Domestic team information
- 2014/15–present: New South Wales
- 2014/15–present: Sydney Thunder (squad no. 93)
- 2017: Lahore Qalandars
- 2018–2020: Guyana Amazon Warriors
- 2019: Multan Sultans
- 2019: Warwickshire
- 2020: Kolkata Knight Riders
- 2021–2022: Middlesex
- 2021–2022: Jamaica Tallawahs
- 2024–present: Lancashire
- 2024: Trent Rockets
- 2024: Antigua & Barbuda Falcons
- 2025: Welsh Fire (squad no. 93)

Career statistics
| Competition | T20I | FC | LA | T20 |
| Matches | 1 | 27 | 38 | 292 |
| Runs scored | 2 | 1,146 | 628 | 2,227 |
| Batting average | – | 39.51 | 25.12 | 17.53 |
| 100s/50s | 0/0 | 2/6 | 1/2 | 0/1 |
| Top score | 2* | 160 | 100 | 50 |
| Balls bowled | 24 | 5,269 | 1,624 | 5,787 |
| Wickets | 0 | 68 | 40 | 262 |
| Bowling average | – | 33.73 | 33.15 | 26.49 |
| 5 wickets in innings | – | 3 | 1 | 1 |
| 10 wickets in match | – | 0 | 0 | 0 |
| Best bowling | – | 6/82 | 5/53 | 5/32 |
| Catches/stumpings | 2/– | 13/– | 25/– | 164/– |
- Source: ESPNcricinfo, 21 June 2026

= Chris Green (cricketer) =

South African-Australian cricketer

Christopher James Green (born 1 October 1993) is a South African-Australian cricketer. Green bowls right-arm off-break and bats right-handed, playing as an All-rounder. He plays for New South Wales and the Sydney Thunder in the Big Bash League. He also plays Sydney Grade Cricket for Northern District Cricket Club. Green made his Thunder debut in the final round of the BBL04. He made his international debut for the Australian cricket team in December 2023.

==T20 career==
Ahead of the 2018 Caribbean Premier League, he was named as one of five players to watch in the tournament. In June 2019, he was selected to play for the Toronto Nationals franchise team in the 2019 Global T20 Canada tournament. In the 2020 IPL auction, he was bought by the Kolkata Knight Riders ahead of the 2020 Indian Premier League.

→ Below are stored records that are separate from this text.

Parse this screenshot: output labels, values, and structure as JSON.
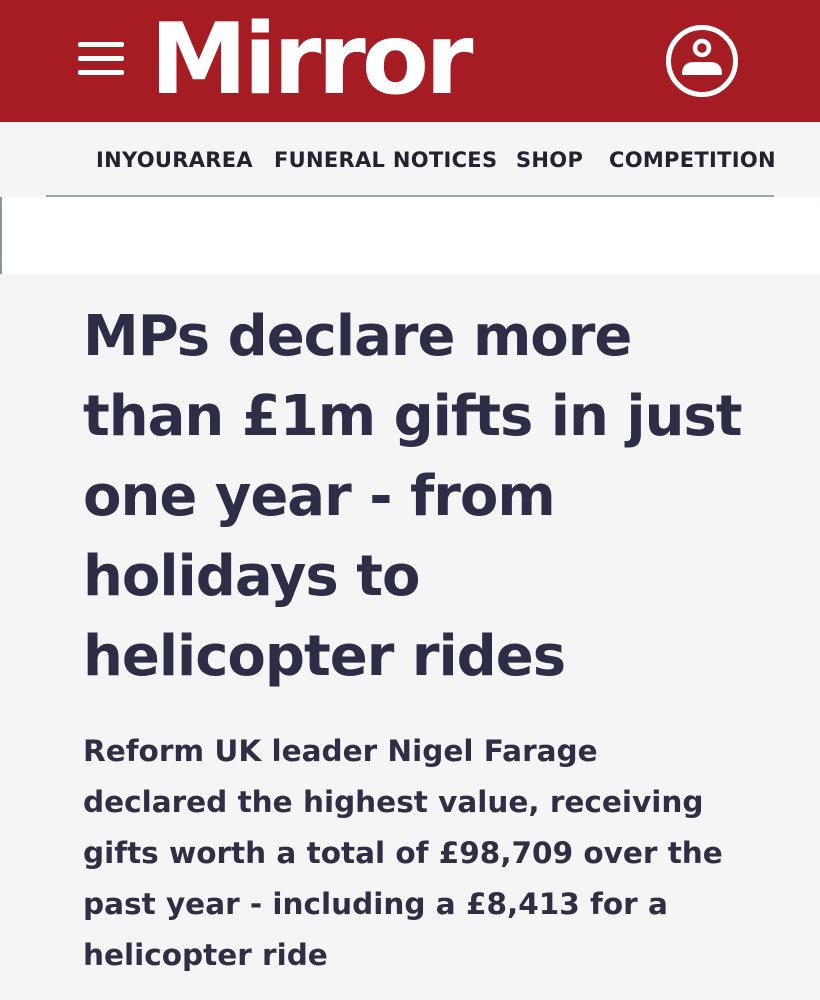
{
  "header": {
    "logo_text": "Mirror",
    "menu_icon": "hamburger-menu-icon",
    "account_icon": "user-account-icon",
    "brand_color": "#a61c23"
  },
  "nav": {
    "items": [
      {
        "label": "INYOURAREA"
      },
      {
        "label": "FUNERAL NOTICES"
      },
      {
        "label": "SHOP"
      },
      {
        "label": "COMPETITION"
      }
    ]
  },
  "article": {
    "headline": "MPs declare more than £1m gifts in just one year - from holidays to helicopter rides",
    "standfirst": "Reform UK leader Nigel Farage declared the highest value, receiving gifts worth a total of £98,709 over the past year - including a £8,413 for a helicopter ride",
    "text_color": "#2e2d47"
  }
}
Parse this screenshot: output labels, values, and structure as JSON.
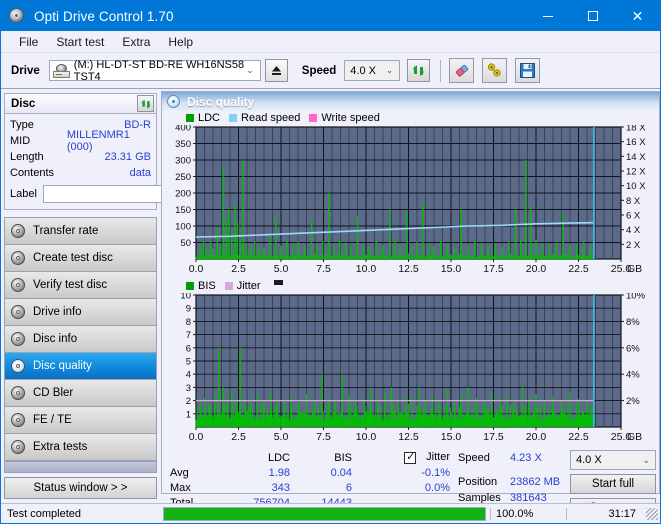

Green received a 90-day suspension for bowling with an illegal action commencing 8 January 2020. In July 2020, Green was named as the captain of the Guyana Amazon Warriors side ahead of the 2020 Caribbean Premier League. On 11 June 2021, in the 2021 T20 Blast in England, Green took a hat-trick and a five-wicket haul for Middlesex. In July 2022, he was signed by the Kandy Falcons for the third edition of the Lanka Premier League. In November 2023, Green was named the captain of Sydney Thunder for the 2023–24 Big Bash League. Green was signed by Lancashire Lightning for the 2024 T20 Blast competition and later agreed a further two-year contract for the 2025 and 2026 editions. He captained Antigua & Barbuda Falcons in 2024 Caribbean Premier league.

==Personal life==
Green is South African on his father's side and British on his mother's side. His parents Warren and Lisa Green (Gould), were both professional tennis players. Green holds a British passport.